Better give up fish for Lent

Movement of ciguatera toxins through the environment

Movement of ciguatera toxins through the environment

From the CDC’s current issue of Morbidity and Mortality Weekly Report comes a story about an outbreak of ciguatera toxemia (CTX) attributable to eating tainted fish. During the summer of 2010, several individuals in New York City were admitted to the emergency room with complaints of diarrhea, lightheadedness, and tingling on the face and extremities. Between August 2010 and July 2011, almost 3 dozen people were associated with this outbreak of food toxemia, a larger number than had been reported in the previous ten years in New York. Samples of fish from a market were found to have levels of CTX at 10 times the levels allowed by the Food and Drug Administration, leading to an embargo on the sale of barracuda from that market.

Ciguatera toxin is produced by several species of marine dinoflagellates (algae) associated with coral reefs. The toxin producing algae are eaten by small herbivorous fish, and move through the food chain to large predatory fish, which may be eaten by humans. Fish such as snapper, grouper, and barracuda are particularly potent accumulators of the toxin. The toxin is odorless, tasteless, and heat stable, so that cooking tainted fish does not protect one against poisoning. The toxin can produce a variety of symptoms in patients, depending on the amount of toxin ingested, the weight of the individual, as well as their overall health, but symptoms may persist for many months after exposure. Treatments for patients are mainly supportive in nature to maintain fluids during diarrhea and vomiting, and to alleviate pain.

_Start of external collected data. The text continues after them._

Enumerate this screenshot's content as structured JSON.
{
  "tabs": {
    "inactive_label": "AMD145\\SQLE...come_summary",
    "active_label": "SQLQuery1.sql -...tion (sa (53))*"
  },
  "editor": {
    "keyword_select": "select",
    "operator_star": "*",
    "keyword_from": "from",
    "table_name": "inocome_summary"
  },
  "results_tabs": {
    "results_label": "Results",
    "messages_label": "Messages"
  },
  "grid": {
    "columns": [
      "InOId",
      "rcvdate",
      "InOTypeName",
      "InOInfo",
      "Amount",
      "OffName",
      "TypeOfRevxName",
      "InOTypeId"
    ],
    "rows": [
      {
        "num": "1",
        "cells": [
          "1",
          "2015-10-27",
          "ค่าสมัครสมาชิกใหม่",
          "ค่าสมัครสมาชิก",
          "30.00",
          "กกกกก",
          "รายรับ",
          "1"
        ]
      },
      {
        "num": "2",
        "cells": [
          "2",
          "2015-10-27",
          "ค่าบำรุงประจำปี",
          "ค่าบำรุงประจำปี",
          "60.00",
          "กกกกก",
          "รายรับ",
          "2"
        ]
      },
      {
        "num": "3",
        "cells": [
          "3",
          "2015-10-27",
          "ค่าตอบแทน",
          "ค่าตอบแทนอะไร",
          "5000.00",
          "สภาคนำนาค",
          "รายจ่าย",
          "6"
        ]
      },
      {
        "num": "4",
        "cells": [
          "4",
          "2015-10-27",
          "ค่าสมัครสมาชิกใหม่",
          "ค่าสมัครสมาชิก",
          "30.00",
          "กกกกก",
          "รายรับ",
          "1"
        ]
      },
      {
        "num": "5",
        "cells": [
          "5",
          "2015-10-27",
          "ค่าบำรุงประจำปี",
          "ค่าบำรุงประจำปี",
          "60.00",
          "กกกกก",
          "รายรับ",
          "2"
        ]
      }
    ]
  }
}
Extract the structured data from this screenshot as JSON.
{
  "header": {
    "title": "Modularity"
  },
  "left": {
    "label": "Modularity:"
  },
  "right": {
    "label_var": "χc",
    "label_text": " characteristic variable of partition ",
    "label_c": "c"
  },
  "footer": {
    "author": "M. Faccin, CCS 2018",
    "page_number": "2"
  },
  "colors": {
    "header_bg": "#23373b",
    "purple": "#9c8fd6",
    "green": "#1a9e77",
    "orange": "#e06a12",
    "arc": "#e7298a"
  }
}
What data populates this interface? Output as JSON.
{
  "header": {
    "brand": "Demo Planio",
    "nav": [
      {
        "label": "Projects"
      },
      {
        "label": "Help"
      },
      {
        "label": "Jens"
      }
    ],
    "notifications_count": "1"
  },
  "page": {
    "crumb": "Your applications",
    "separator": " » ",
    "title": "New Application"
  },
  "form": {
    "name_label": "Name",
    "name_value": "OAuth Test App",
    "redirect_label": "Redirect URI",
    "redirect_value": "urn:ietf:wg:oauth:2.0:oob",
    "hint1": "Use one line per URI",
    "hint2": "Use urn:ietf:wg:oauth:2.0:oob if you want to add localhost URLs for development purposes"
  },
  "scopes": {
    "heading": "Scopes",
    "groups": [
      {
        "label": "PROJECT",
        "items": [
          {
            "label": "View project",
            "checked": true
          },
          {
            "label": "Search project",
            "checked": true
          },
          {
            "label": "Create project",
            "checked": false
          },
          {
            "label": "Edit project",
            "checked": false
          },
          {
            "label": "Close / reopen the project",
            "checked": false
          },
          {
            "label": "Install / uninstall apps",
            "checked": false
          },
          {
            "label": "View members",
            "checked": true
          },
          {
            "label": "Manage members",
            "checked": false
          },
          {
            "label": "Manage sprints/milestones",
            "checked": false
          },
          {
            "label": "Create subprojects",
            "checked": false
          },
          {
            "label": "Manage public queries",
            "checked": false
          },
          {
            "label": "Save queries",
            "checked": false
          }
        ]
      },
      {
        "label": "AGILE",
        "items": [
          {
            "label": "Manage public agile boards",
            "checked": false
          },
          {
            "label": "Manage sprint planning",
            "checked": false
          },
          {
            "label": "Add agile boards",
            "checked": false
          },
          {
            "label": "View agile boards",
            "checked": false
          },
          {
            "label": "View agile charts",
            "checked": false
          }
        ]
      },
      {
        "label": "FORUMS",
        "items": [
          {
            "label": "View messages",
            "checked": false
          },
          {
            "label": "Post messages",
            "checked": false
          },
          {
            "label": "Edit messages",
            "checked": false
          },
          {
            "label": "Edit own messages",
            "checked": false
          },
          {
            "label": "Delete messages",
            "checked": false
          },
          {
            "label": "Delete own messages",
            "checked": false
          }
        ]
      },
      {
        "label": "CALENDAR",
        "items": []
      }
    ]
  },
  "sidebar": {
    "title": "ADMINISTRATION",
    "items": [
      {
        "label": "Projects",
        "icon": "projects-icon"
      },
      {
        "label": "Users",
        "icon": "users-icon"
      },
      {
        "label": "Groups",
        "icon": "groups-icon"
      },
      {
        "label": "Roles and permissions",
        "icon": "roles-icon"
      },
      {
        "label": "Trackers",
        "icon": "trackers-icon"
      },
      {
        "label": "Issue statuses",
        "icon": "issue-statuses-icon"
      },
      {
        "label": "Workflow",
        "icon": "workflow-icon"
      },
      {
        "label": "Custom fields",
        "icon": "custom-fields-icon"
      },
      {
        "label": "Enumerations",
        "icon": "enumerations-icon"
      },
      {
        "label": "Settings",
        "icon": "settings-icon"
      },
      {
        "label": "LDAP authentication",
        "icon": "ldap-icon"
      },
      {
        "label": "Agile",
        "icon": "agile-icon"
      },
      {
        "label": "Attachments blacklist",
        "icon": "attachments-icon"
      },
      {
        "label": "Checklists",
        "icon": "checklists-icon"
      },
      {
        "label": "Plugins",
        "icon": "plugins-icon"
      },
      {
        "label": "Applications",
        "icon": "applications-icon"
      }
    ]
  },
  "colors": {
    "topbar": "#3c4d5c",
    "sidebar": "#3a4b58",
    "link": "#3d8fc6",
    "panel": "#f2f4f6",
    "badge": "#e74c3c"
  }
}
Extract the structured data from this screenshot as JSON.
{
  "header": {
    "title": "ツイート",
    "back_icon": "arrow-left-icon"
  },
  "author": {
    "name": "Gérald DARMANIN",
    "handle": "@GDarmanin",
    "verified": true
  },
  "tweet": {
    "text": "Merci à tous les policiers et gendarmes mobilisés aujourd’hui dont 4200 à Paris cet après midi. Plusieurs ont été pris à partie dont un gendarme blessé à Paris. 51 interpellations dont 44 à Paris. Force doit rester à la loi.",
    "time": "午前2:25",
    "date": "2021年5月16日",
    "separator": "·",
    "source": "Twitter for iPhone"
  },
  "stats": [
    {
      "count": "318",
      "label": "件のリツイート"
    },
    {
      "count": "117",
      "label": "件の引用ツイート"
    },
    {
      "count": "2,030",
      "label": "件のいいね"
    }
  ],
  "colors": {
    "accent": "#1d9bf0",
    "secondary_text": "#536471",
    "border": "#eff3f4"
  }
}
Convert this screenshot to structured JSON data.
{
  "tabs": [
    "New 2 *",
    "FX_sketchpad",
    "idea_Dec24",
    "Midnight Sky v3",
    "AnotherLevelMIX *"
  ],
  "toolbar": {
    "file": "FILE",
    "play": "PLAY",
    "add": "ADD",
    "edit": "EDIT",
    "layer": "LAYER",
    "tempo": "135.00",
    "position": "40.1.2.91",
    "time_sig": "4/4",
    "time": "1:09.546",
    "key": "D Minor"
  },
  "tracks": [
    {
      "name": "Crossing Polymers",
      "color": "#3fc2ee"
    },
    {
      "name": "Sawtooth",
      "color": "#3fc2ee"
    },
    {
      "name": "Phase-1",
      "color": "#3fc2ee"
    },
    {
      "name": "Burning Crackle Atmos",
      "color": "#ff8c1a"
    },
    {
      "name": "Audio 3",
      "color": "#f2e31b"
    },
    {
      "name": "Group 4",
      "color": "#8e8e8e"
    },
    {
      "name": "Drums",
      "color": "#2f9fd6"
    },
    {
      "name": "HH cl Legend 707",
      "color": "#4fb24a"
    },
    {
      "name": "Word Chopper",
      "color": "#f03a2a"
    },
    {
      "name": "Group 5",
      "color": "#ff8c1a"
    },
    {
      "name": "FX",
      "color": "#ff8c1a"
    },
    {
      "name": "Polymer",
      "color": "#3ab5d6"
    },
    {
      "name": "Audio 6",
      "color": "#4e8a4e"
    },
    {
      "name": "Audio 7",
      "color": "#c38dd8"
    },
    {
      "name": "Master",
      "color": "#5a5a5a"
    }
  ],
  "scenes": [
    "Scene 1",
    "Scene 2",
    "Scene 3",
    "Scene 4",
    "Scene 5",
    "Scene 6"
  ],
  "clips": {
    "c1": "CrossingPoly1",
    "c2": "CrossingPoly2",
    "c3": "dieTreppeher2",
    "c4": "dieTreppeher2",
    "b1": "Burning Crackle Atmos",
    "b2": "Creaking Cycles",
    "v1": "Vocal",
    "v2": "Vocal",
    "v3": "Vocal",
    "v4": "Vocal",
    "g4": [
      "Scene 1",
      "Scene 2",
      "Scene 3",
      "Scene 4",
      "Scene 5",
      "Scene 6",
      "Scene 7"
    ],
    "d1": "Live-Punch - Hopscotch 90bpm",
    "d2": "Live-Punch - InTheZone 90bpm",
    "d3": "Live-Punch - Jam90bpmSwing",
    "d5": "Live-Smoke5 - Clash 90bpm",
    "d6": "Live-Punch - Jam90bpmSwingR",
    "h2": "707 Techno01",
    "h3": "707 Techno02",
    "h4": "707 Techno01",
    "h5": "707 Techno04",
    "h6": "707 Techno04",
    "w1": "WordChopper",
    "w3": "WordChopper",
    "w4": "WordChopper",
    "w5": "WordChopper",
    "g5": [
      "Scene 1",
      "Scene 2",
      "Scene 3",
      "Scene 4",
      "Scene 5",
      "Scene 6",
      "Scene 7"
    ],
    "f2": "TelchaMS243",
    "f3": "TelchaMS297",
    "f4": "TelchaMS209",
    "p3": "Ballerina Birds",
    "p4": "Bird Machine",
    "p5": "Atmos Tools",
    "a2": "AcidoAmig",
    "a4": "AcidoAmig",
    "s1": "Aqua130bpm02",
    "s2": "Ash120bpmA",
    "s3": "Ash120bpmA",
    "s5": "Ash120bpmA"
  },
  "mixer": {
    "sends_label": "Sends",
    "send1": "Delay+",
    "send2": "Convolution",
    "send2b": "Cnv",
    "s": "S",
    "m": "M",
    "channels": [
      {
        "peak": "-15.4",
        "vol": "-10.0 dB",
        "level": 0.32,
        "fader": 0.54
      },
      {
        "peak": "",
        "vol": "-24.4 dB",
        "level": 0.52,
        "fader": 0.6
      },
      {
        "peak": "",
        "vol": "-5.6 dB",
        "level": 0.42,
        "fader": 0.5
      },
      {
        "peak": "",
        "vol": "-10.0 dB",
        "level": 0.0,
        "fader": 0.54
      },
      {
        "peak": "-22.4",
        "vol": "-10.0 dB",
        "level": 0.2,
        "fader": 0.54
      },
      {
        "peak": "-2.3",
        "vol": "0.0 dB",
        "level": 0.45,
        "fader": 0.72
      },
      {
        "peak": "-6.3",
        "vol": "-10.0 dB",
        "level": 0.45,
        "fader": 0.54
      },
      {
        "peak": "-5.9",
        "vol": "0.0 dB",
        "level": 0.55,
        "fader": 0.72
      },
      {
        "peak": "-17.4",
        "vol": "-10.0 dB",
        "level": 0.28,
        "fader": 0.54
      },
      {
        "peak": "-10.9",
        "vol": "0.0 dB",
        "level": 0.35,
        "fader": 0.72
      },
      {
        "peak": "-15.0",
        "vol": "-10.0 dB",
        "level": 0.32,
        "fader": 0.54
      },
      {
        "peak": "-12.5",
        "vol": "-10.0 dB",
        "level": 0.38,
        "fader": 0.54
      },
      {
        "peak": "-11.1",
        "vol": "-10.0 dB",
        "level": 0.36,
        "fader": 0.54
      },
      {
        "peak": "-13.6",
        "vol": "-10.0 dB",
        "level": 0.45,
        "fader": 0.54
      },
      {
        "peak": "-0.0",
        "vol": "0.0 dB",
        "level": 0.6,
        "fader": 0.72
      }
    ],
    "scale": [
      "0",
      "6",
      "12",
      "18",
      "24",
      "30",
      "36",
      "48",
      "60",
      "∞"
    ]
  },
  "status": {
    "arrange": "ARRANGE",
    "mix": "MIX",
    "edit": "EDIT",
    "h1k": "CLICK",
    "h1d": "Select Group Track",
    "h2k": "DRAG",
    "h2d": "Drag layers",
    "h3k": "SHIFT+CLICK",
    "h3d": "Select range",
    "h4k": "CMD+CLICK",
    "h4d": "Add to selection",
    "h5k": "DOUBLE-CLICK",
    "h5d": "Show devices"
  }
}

The Wikipedia entry for ciguatera toxin notes that some cases of poisoning may ultimately be misdiagnosed as multiple sclerosis, due to the long term neurological defects that may occur. This CDC report concurs that CTX toxemia is likely a significantly underreported disease, with potentially only 10% of the cases properly being diagnosed. Editorial comments in the CDC alert argue that timely diagnosis and trackback to contamination sources are critical to fully gauge the extent of the problem, and to reduce the number of cases. Unfortunately, detection of contamination requires specialized testing not available outside of many diagnostic labs. The case study linked to by the graphic above suggests that ciguatera poisoning will become a more significant problem in the years to come, as dinoflagellate blooms are promoted by warmer ocean waters and coral reef die offs.


About ycpmicro

My name is David Singleton, and I am an Associate Professor of Microbiology at York College of Pennsylvania. My main course is BIO230, a course taken by allied-health students at YCP. Views on this site are my own.

Posted on February 5, 2013, in Microbes in the News, You are what you eat. Bookmark the permalink. 4 Comments.

  1. Found this with my mad Google fu skillz: Cigua-check Fish Poison Test kit
    According to one reviewer, it works “just like a pregnancy test.” Fish pee on a stick? Another reviewer groans “but it takes an hour to process.” Wait an hour to eat fishes? Devour it raw, precious!

  2. Code fail! Womp womp

    • You put an unnecessary “title=” tag before the actual text to be linked. I fixed it for you!

      • In my research about ciguatera poisoning I also located ways to detect the toxin. Apparently, you can leave a fish on the beach. If ants avoid it, you shouldn’t eat it either. If it gets infested with ants, then it is A-OK to eat too! There is also a less disgusting method where you cover the fish with pee.